In Shark Bay, male dolphins group together in first-order alliances of two to three males to cooperate in pursuing mating relationships with specific females. Second-order coalitions are made up of four to fourteen unrelated males who fight for access to female dolphins. Third-order coalitions are made up of second-order coalitions that work together.
Dr. Stephanie King, co-lead author and Associate Professor at the School of Biological Sciences at the University of Bristol, said: “Cooperation amongst allies is common in human societies and one of the defining characteristics of our success. It was once thought that only our species was capable of forming strategic, cooperative ties at various social levels, such as global trade or military alliances.
We’ve shown that male bottlenose dolphins alliance network are the largest multilevel alliance network outside of humans. We’ve also shown that cooperative relationships between groups, not just alliance size, allow males to spend more time with females, which increases their chances of having healthy offspring.
“We show that the duration over which these teams of male dolphins consort females is dependent upon being well-connected with third-order allies; that is, social ties between alliances lead to long-term benefits for these males,” said Dr. Simon Allen, Senior Lecturer at Bristol’s School of Biological Sciences and an author of the study.
The emergence of pair bonds and male parental care were considered to be two further characteristics that set humans apart from our common ancestor with chimpanzees and were necessary for intergroup cooperation in humans.
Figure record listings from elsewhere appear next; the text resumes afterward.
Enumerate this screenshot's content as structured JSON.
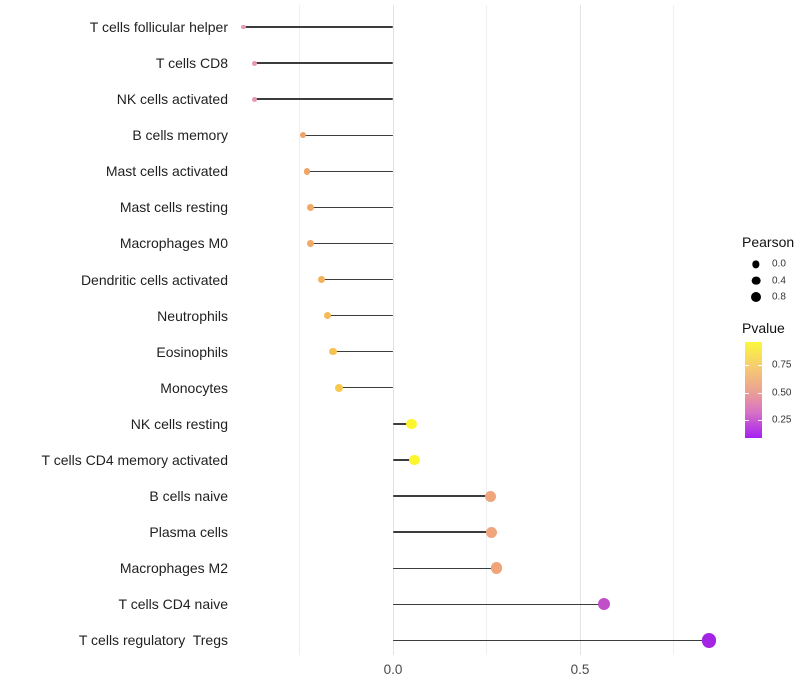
{
  "figure": {
    "background": "#ffffff",
    "grid_color_major": "#e3e3e3",
    "grid_color_minor": "#efefef",
    "stem_color": "#3c3c3c",
    "label_color": "#1f1f1f",
    "tick_label_color": "#4a4a4a"
  },
  "chart_data": {
    "type": "lollipop",
    "orientation": "horizontal",
    "title": "",
    "xlabel": "",
    "ylabel": "",
    "x_axis": {
      "range": [
        -0.46,
        0.91
      ],
      "ticks": [
        0.0,
        0.5
      ],
      "tick_labels": [
        "0.0",
        "0.5"
      ],
      "gridlines": [
        -0.25,
        0.0,
        0.25,
        0.5,
        0.75
      ],
      "grid": "vertical-only"
    },
    "value_name": "Pearson",
    "color_name": "Pvalue",
    "points": [
      {
        "label": "T cells follicular helper",
        "pearson": -0.4,
        "pvalue": 0.44,
        "color": "#E899B8",
        "size": 4.5
      },
      {
        "label": "T cells CD8",
        "pearson": -0.37,
        "pvalue": 0.44,
        "color": "#E697B6",
        "size": 5
      },
      {
        "label": "NK cells activated",
        "pearson": -0.37,
        "pvalue": 0.44,
        "color": "#E697B6",
        "size": 5
      },
      {
        "label": "B cells memory",
        "pearson": -0.24,
        "pvalue": 0.6,
        "color": "#F0A366",
        "size": 6.5
      },
      {
        "label": "Mast cells activated",
        "pearson": -0.23,
        "pvalue": 0.6,
        "color": "#F0A466",
        "size": 6.5
      },
      {
        "label": "Mast cells resting",
        "pearson": -0.22,
        "pvalue": 0.62,
        "color": "#F1A963",
        "size": 7
      },
      {
        "label": "Macrophages M0",
        "pearson": -0.22,
        "pvalue": 0.62,
        "color": "#F1A963",
        "size": 7
      },
      {
        "label": "Dendritic cells activated",
        "pearson": -0.19,
        "pvalue": 0.66,
        "color": "#F3B35E",
        "size": 7
      },
      {
        "label": "Neutrophils",
        "pearson": -0.175,
        "pvalue": 0.68,
        "color": "#F4BB58",
        "size": 7.5
      },
      {
        "label": "Eosinophils",
        "pearson": -0.16,
        "pvalue": 0.7,
        "color": "#F6C353",
        "size": 7.5
      },
      {
        "label": "Monocytes",
        "pearson": -0.145,
        "pvalue": 0.72,
        "color": "#F7C94E",
        "size": 8
      },
      {
        "label": "NK cells resting",
        "pearson": 0.05,
        "pvalue": 0.95,
        "color": "#FBF62E",
        "size": 10.5
      },
      {
        "label": "T cells CD4 memory activated",
        "pearson": 0.057,
        "pvalue": 0.95,
        "color": "#FBF62E",
        "size": 10.5
      },
      {
        "label": "B cells naive",
        "pearson": 0.26,
        "pvalue": 0.57,
        "color": "#EFA57E",
        "size": 11
      },
      {
        "label": "Plasma cells",
        "pearson": 0.264,
        "pvalue": 0.57,
        "color": "#EFA57E",
        "size": 11
      },
      {
        "label": "Macrophages M2",
        "pearson": 0.277,
        "pvalue": 0.57,
        "color": "#F0A47A",
        "size": 11.5
      },
      {
        "label": "T cells CD4 naive",
        "pearson": 0.565,
        "pvalue": 0.18,
        "color": "#C14FC9",
        "size": 12
      },
      {
        "label": "T cells regulatory  Tregs",
        "pearson": 0.845,
        "pvalue": 0.04,
        "color": "#A324E4",
        "size": 14.5
      }
    ]
  },
  "legend": {
    "pearson": {
      "title": "Pearson",
      "dot_color": "#000000",
      "entries": [
        {
          "label": "0.0",
          "size": 7.3
        },
        {
          "label": "0.4",
          "size": 8.7
        },
        {
          "label": "0.8",
          "size": 10
        }
      ]
    },
    "pvalue": {
      "title": "Pvalue",
      "tick_labels": [
        "0.75",
        "0.50",
        "0.25"
      ],
      "gradient_top_to_bottom": [
        "#FBF73A",
        "#F6CD70",
        "#ECA490",
        "#D973C4",
        "#A620F2"
      ]
    }
  }
}
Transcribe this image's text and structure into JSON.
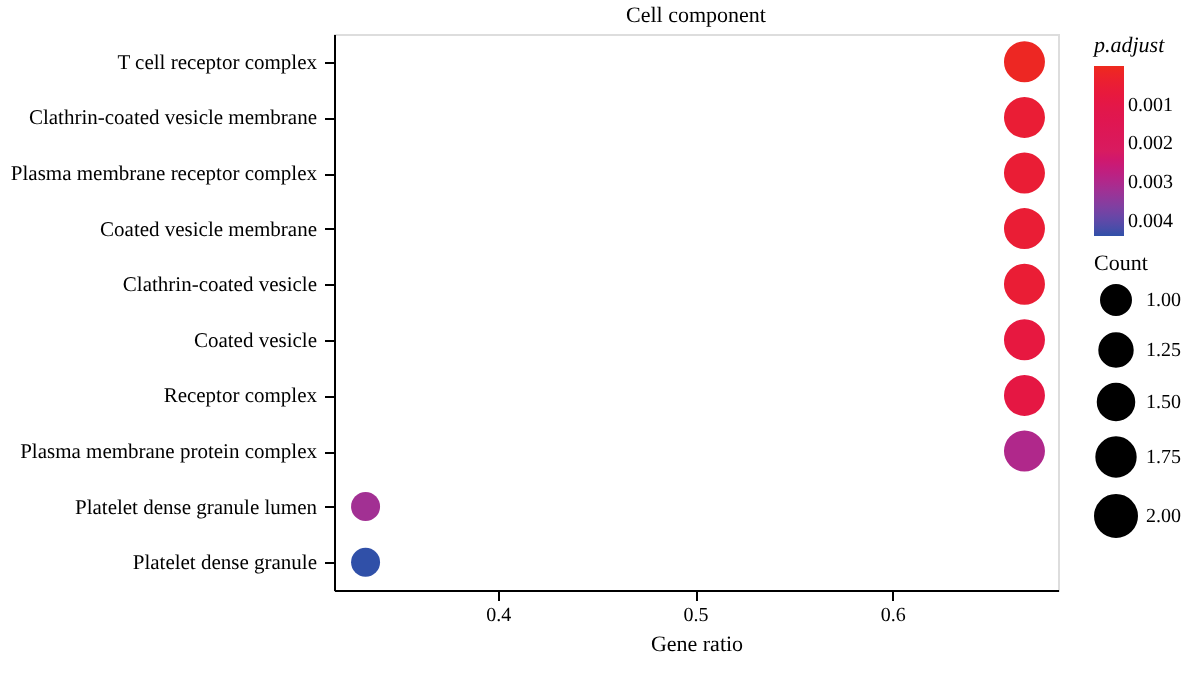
{
  "chart_data": {
    "type": "bubble",
    "orientation": "horizontal",
    "title": "Cell component",
    "xlabel": "Gene ratio",
    "clabel": "p.adjust",
    "legend_title": "Count",
    "categories": [
      "T cell receptor complex",
      "Clathrin-coated vesicle membrane",
      "Plasma membrane receptor complex",
      "Coated vesicle membrane",
      "Clathrin-coated vesicle",
      "Coated vesicle",
      "Receptor complex",
      "Plasma membrane protein complex",
      "Platelet dense granule lumen",
      "Platelet dense granule"
    ],
    "values": [
      0.667,
      0.667,
      0.667,
      0.667,
      0.667,
      0.667,
      0.667,
      0.667,
      0.333,
      0.333
    ],
    "sizes": [
      2,
      2,
      2,
      2,
      2,
      2,
      2,
      2,
      1,
      1
    ],
    "cvalues": [
      0.0001,
      0.0005,
      0.0005,
      0.0005,
      0.0005,
      0.0008,
      0.0009,
      0.003,
      0.0032,
      0.0044
    ],
    "size_legend": [
      {
        "value": 1,
        "label": "1.00"
      },
      {
        "value": 1.25,
        "label": "1.25"
      },
      {
        "value": 1.5,
        "label": "1.50"
      },
      {
        "value": 1.75,
        "label": "1.75"
      },
      {
        "value": 2,
        "label": "2.00"
      }
    ],
    "clim": [
      0.0044,
      0.0
    ],
    "cticks": [
      0.001,
      0.002,
      0.003,
      0.004
    ],
    "xlim": [
      0.317,
      0.684
    ],
    "xticks": [
      0.4,
      0.5,
      0.6
    ],
    "grid": false
  }
}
In contrast, intergroup alliances can form from a social and mating system that is more chimpanzee-like, according to the study’s co-author, Richard Connor, a professor emeritus at the University of Massachusetts who is now associated with Florida International University. Dr. King led the study team.
The team will celebrate the 40th anniversary of the start of Shark Bay dolphin research in 1982 and the 30th anniversary of their discovery of two levels of male alliance formation in 1992, which was also published in The Proceedings of the National Academy of Sciences. In 2022, they will write about the importance of the third level, or intergroup alliances, in dolphins.
Professor Dr. Michael Krützen, who led the study and is the Director of the Anthropology Institute at the University of Zurich, said, “Our study shows that you can learn a lot about the evolution of traits that were once thought to be unique to humans by looking at other highly social, large-brained taxa.”
Dr. King’s research shows that dolphins alliance network and societies of nonhuman primates are good ways to study how humans‘ social and mental abilities have changed over time.